As time has gone on, I have changed the way I have answered the question. I'm still not quite comfortable with my response. With strangers, I just say, "Thanks." or "Do you think so?" or something equally non-committal and polite. With family members, I have said, "But she doesn't." or when that didn't feel right, "Really? You think so?" but that doesn't quite work either. I'm touched that they keep looking for similarities between me and LB (both in terms of appearance and personality) and forcing the issue when I deny responsibility.

As for telling - early and often. Well, not overly often. I don't want to make LB's conception a big deal, but I want it to be part of her story. I understand if you tell a child before she is 4 she will never remember being told so it will definitely be before then. I imagine telling her about her conception the way other parents tell children about their birth - lots of happy images and making her sound like the most special kid on the planet (which, of course, she is!).
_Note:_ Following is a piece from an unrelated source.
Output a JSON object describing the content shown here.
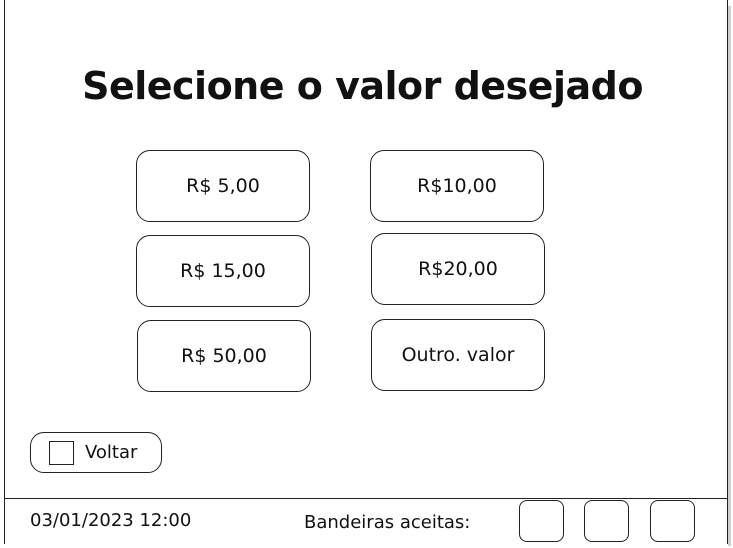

As she gets older, I will throw in more details because at first I'm sure she won't understand what it really means to be the product of a donated cell even if she knows about it. That's the plan anyway. We shall see how it turns out.


Julia asks:

I find that while I adore my baby girl to pieces, I still do wish that she were genetically mine. And not because I wish she were different in any way, just because there's all this stuff that goes along with it that I am sometimes not sure I am strong enough to deal with. This is all such new territory. Does that make sense? Do you ever feel like that?

I absolutely feel like that sometimes. When she was new and still pretty generic, I found I still wished I could go back in time and redo everything. Maybe if we went right to an RE, we would have never conceived a soon-to-be-dead baby. Maybe we would have had a successful IVF right out of the gate. I would love to have erased the heartache, pain and regrets in my life. Now that she is more of a little person, it isn't so easy. If someone came to me right now and said that I could go back in time and be guarateed a (relatively) easy conception and birth of healthy babies (2 please, 1 at a time) I might be tempted. It would probably all sound very good until the moment when I would hold LB for the last time. I would have to say good-bye and know that I would be un-making her and un-knowing her. I wouldn't do it. I love her too much. She is the child I want to see grow up.

One other revelation I had recently on this subject. Originally I had asked my younger sister to donate her eggs (she wasn't comfortable with the idea). I felt that her genes would be my genes, just a circuitous route. I have three sisters and we are all very much alike although we are also quite different in important ways. I don't recall what brought it up, but I was reminded that I might have used my sister's eggs. "Oh!, " I said as I held LB tighter, "I'm glad she doesn't have my sister's genes!" It sounded odd even to my ears because I was sure I wanted LB to have my genes and I was sure my genes were the same as my sisters.

It is complicated sometimes and I don't know how I will handle every situation. Sometimes I worry about being strong enough too. Recently there was an anonymous comment pointing to a set of blogs against adoption, ART and donor gametes. It made me uncomfortable to think that LB wouldn't be happy with her conception in the long run. I know some adult children aren't, but there are also many adult children who are happy even though they were adopted or the product of donor gametes. My goal is to love unconditionally and help LB be a happy and well adjusted adult. I don't think her conception is as important as how we raise her. I do think it is important to be honest with her about that conception and I am glad we have a known donor in case she ever wants to meet her genetic contributor.